Zurlo has assembled an impressive board, led by Steven Schindler, chairman of NII Holdings, whose subsidiary Nextel de Mexico underwrites programs. Also on the board: Luiz Fraga, senior partner of Gavea Investimentos; Arcos Dorados CEO Woods Staton; and Nicolas Aguzin, CEO Latin America, J.P. Morgan; among other regional heavyweights and representatives of financial institutions.
“That has given us credibility,” Zurlo acknowledges.
Mexican businessman Carlos Slim attended Worldfund’s inaugural gala in 2004 as honoree, which put the group on the map, she adds.
By August 2009, Worldfund was able to launch two new programs. STEM Brasil, an 18-month training program for math and science teachers, debuted in Recife, Brazil, at three high schools. The following year, it expanded to 21 schools, and Worldfund hopes to take it statewide and then national. Also in 2009, Worldfund introduced an innovative program to train principals in two Mexican states.
These programs require cooperation with government officials at the state and local levels, a delicate task. “Politics are challenging when working with the public sector, navigating [them] and ensuring that you can sustain your program past elections,” Zurlo says.

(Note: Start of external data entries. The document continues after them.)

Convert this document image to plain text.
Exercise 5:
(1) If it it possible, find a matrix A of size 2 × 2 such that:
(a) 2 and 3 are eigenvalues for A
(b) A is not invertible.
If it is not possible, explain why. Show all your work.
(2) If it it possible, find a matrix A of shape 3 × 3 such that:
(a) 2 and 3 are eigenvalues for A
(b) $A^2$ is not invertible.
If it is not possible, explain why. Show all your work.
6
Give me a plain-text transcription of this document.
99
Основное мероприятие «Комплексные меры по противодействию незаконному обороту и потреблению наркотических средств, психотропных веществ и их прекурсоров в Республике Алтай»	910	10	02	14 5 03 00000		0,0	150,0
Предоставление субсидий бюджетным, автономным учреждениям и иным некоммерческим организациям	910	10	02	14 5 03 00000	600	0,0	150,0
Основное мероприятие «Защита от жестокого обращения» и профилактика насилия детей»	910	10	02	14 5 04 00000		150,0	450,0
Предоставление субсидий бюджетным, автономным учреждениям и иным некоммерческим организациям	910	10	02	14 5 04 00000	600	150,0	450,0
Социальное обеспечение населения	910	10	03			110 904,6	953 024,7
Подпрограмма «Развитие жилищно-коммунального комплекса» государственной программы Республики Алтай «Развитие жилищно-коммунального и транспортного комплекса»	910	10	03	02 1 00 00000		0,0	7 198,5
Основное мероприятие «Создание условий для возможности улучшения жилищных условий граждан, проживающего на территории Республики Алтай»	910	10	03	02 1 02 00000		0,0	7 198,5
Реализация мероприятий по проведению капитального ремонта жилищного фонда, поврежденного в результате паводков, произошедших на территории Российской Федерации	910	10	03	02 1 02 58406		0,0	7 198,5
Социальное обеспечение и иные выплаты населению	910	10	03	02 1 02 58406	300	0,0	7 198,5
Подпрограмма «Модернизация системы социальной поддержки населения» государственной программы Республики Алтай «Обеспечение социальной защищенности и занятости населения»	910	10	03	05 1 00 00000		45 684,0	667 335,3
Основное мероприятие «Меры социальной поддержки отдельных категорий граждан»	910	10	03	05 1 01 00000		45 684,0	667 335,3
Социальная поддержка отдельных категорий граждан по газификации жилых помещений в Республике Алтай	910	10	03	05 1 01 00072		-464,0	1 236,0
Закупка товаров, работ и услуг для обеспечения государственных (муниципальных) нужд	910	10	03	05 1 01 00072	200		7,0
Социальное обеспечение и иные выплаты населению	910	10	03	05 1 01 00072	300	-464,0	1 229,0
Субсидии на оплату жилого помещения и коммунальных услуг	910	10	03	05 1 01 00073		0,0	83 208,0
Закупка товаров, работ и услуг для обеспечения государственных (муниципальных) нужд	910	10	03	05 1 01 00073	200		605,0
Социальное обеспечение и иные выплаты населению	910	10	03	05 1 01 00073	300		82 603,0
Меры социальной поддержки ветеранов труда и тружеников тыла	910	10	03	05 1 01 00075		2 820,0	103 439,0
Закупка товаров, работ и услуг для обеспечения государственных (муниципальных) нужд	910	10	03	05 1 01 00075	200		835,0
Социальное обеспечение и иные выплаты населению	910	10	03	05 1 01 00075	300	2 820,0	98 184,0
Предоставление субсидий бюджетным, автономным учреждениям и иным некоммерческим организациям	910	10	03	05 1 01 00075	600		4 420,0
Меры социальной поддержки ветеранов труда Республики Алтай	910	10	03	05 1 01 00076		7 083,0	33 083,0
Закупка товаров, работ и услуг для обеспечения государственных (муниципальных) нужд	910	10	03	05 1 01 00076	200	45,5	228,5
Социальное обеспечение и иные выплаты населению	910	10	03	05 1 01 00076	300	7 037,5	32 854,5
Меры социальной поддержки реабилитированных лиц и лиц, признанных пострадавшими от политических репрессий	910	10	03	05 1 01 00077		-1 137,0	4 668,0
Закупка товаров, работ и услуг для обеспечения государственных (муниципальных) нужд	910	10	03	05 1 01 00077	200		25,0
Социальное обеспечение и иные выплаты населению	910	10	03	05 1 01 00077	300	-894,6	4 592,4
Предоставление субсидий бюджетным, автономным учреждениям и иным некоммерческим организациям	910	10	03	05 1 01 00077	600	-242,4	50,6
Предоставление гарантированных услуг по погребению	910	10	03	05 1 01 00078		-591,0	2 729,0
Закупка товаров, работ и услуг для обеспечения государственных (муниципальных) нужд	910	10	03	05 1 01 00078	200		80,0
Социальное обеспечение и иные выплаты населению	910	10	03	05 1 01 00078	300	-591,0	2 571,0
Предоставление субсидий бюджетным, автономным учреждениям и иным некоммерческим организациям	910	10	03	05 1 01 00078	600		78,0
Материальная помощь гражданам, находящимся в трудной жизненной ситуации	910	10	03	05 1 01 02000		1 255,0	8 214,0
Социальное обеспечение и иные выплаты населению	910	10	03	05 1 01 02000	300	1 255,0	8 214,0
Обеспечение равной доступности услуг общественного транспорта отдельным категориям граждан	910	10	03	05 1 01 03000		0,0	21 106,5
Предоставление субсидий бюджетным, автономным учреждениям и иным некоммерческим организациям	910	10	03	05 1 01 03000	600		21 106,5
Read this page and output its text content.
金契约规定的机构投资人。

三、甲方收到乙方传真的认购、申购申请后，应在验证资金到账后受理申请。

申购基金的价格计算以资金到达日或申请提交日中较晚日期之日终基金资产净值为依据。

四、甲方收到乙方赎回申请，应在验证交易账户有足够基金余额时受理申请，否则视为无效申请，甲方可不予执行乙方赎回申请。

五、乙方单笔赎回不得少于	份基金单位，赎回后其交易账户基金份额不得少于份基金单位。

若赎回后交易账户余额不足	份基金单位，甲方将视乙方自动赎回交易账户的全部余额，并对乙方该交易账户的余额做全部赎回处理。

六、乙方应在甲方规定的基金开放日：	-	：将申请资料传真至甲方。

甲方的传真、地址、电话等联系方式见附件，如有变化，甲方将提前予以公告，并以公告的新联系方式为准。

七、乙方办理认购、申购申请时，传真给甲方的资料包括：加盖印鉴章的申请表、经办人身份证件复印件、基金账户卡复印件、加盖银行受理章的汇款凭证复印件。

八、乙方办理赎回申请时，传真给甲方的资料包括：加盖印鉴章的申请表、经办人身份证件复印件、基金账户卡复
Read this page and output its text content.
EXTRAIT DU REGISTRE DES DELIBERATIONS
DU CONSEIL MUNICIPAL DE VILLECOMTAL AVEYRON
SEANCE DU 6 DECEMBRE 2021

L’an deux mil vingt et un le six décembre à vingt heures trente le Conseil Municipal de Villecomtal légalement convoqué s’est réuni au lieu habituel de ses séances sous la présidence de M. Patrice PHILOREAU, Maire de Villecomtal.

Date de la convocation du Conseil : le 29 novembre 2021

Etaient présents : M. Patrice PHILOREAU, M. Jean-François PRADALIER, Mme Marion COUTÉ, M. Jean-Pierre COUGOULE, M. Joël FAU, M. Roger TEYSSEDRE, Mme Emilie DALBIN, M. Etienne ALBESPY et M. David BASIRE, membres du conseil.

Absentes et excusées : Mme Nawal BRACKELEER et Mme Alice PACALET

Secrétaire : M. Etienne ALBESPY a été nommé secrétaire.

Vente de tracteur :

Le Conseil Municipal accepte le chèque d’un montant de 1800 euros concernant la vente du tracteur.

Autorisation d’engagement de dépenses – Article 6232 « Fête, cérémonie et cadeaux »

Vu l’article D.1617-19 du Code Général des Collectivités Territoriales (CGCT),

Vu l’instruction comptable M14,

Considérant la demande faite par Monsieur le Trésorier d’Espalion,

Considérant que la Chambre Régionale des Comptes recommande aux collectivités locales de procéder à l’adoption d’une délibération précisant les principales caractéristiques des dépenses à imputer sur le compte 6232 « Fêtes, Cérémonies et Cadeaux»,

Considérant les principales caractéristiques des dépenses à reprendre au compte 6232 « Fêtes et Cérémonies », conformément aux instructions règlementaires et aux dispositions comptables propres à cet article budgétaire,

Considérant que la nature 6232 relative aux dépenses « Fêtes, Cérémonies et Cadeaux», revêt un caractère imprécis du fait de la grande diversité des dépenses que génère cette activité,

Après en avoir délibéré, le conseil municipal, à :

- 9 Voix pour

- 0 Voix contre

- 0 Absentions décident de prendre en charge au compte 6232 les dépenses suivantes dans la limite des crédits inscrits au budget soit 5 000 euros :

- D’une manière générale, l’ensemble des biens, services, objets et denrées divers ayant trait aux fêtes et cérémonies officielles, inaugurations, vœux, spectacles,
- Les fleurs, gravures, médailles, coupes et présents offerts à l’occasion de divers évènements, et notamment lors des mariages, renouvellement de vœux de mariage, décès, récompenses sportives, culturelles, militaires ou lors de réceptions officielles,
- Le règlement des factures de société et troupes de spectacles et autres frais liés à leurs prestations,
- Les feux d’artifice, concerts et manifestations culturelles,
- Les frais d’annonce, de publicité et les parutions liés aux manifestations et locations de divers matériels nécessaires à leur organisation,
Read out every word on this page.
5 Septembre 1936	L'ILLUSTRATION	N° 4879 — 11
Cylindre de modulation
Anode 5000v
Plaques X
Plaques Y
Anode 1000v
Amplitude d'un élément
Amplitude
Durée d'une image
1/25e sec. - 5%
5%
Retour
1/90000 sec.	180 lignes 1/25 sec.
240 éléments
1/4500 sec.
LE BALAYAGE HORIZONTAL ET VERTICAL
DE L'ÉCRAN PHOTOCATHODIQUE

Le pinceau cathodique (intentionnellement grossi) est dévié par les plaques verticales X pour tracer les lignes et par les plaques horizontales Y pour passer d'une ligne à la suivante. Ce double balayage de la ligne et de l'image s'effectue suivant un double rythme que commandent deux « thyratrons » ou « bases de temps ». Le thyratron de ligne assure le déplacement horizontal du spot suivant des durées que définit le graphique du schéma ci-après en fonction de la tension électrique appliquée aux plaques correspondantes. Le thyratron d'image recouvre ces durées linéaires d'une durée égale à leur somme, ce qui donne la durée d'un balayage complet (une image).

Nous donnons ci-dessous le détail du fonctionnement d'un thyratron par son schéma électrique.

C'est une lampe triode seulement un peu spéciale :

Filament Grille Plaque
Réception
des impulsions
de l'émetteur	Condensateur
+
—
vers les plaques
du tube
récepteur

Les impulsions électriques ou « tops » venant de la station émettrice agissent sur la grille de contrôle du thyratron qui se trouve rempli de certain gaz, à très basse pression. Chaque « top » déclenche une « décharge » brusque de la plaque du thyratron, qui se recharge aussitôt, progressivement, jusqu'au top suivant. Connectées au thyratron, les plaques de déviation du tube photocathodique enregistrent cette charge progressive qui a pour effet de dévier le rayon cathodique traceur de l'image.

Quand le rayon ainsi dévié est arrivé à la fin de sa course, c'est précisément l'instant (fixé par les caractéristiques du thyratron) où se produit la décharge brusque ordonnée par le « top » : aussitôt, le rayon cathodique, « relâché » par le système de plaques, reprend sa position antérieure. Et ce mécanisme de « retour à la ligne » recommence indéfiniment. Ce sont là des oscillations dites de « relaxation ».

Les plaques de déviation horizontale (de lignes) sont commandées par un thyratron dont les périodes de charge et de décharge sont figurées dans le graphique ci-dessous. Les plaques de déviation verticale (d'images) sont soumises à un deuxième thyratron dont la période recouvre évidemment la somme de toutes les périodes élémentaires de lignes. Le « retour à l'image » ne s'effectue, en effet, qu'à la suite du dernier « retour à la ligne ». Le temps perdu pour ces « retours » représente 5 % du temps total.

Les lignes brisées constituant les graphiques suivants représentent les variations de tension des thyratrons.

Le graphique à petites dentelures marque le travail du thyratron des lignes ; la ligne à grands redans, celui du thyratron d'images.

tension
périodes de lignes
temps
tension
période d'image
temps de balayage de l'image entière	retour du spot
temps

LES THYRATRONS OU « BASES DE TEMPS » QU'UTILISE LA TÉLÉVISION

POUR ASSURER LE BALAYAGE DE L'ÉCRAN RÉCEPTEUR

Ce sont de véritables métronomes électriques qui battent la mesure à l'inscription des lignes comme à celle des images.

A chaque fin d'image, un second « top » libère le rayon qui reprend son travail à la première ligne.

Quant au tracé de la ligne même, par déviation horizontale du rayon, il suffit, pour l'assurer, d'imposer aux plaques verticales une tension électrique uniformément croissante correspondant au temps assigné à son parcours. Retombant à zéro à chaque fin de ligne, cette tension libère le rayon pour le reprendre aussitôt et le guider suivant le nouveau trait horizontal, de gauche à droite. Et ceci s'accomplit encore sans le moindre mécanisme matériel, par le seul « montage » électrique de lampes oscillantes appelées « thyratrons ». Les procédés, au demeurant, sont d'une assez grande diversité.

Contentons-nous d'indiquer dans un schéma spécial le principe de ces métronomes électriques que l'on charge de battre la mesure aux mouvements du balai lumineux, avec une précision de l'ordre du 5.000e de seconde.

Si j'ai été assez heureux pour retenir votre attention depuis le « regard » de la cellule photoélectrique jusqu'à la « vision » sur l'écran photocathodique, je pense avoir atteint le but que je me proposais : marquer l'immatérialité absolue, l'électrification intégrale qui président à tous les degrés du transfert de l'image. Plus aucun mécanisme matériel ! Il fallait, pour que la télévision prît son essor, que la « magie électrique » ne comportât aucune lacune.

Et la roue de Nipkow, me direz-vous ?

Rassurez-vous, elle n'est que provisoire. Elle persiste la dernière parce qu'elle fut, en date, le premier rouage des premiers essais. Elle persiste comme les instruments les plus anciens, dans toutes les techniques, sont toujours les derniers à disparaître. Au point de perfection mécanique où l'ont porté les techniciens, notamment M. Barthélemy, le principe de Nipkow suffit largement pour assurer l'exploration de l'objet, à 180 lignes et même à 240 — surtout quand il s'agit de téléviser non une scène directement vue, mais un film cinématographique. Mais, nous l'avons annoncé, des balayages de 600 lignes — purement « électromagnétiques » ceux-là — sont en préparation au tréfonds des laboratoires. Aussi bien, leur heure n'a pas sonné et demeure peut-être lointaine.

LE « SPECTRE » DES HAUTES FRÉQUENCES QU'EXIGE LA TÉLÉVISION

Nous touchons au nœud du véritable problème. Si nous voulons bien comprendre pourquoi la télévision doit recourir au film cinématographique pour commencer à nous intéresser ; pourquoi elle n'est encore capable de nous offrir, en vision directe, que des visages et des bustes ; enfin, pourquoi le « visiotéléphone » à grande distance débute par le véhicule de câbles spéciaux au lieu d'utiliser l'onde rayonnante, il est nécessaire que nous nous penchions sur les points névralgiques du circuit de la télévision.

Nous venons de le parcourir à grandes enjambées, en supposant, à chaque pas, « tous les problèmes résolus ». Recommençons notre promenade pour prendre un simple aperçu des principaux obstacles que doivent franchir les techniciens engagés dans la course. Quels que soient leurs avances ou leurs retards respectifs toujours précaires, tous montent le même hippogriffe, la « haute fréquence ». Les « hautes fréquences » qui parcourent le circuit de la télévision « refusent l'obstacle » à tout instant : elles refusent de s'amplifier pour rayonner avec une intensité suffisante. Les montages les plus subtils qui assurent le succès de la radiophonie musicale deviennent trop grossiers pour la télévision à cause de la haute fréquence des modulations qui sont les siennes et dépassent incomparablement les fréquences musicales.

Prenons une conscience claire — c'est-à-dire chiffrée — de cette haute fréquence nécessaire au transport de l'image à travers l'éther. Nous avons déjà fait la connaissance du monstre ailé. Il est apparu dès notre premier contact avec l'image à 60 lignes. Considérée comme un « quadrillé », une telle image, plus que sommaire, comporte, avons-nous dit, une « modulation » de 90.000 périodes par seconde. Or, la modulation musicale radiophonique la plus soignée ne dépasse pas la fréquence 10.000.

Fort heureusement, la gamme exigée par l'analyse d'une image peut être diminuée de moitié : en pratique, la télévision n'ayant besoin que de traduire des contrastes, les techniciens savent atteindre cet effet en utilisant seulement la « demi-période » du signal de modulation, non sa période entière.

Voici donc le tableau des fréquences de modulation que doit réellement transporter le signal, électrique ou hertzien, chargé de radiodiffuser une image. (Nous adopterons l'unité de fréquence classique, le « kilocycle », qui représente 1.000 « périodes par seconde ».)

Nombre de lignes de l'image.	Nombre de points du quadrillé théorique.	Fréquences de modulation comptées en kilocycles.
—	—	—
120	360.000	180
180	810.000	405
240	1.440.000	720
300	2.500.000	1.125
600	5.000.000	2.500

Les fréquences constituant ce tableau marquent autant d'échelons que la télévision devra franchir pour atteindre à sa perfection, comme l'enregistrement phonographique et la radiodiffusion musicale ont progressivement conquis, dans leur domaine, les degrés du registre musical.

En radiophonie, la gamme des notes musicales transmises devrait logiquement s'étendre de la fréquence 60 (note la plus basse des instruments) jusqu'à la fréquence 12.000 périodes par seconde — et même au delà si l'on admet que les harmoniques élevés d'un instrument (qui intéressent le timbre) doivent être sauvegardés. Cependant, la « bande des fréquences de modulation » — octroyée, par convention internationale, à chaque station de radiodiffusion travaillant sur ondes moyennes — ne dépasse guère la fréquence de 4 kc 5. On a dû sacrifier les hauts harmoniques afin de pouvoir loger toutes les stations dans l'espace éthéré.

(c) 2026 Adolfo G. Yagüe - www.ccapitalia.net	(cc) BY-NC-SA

Zurlo sounds equal parts proud and humbled by Worldfund’s impact.
She describes being moved to tears by a new crop of teachers beginning training at the Dartmouth campus. “The 40 teachers, they were all expressing how they realize that they, themselves, have to make Mexico a better place,” Zurlo says. “It’s powerful stuff.”
She says she wants to avoid the “revenue ceiling” that plagues many nonprofits and to ensure that Worldfund programs endure and reach more educators and students.
“I would like to be working in more countries, deepening what we are doing in Mexico and Brazil,” Zurlo says of her future goals for Worldfund. “This is a noble cause.”